満月の娘たち

出 版 社: 講談社

著     者: 安東みきえ

発 行 年: 2017年12月


満月の娘たち  紹介と感想 >
なかなかのホラーだと思いました。気がつくと自分が人形の大きさになっていて、ドールハウスにとじこめられている、なんて恐怖ではなく(そういう話じゃありません)、別次元の恐ろしいものがここにあります。いや、とじこめられている、という表現は遠くないか。昨今、取り沙汰されがちな、母娘関係を描くテーマは、御多分に漏れず、呪いの話であり、愛情の話でもあります。この二重拘束には覚えのある人が多いのだろうと思います。同じテーマでも、それぞれの物語が見せてくれるものは違いますが、当事者にとっては、いずれもしんどいものではないかと思っています。僕は母親のいない十代を過ごしたし、それ以前に娘ではないので、母娘の愛憎や呪縛について、心の距離を保っていられます。とはいえ、この作品に自分もまた感応してしまって、やや参りました。蓮池のほとりに建っている空き家「昭和邸」。その古い洋館で、ひとり暮らしの年配の女性が孤独死していた、という事実に中学生たちは興味をひかれます。人影を見たという噂もあり、何かが出るのではないかという予感が、子どもたちの好奇心をそそります。そこで肝だめしをとなるわけですが、もっとも幽霊の正体はたいていアレです。そこから物語は動きはじめます。本当に怖いのは、人が死んでも解けることのない呪いです。母子カプセルの共依存状態から逃げようとすることさえ、罪悪感を感じてがんじがらめになる。
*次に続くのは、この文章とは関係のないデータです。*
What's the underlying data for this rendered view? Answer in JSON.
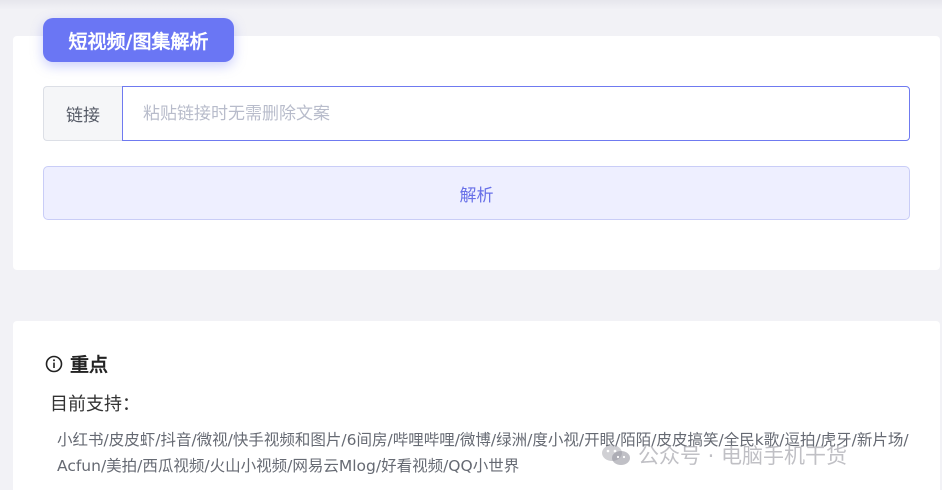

そんな心理的隘路に、中学生たちの明るい日常が踏み込んでいくあたりがキモです。洋館に住んでいた母親と、家を出た娘の関係性。そこにオーバーラップされる中学生の女子たちの母娘関係。満月の娘たち。月から逃れることはできなけれど、月はずっと見ていてくれる。見ていて欲しいのか。本当の気持ちはどこにあるのか。娘側からその拘束感が語られがちですが、視点を母親側にシフトさせて、娘に気づきを与えるあたり、この物語には、この関係性について諦めていないなという実感がありました。意味を込めてつけられた自分の名前を、呪いと思うか、願いと思うか。志を保つ。志保という昭和チックな名前の中学一年生の女の子の物語。乾いたウィットのある会話が楽しい、明るく、そして恐ろしい作品です。安東みきえさんの作品は、どれも違った意味で怖さがあるのですが、是非、肝だめしも兼ねて読んでもらえると良いなと思っています。いずれも凄い作品なので是非。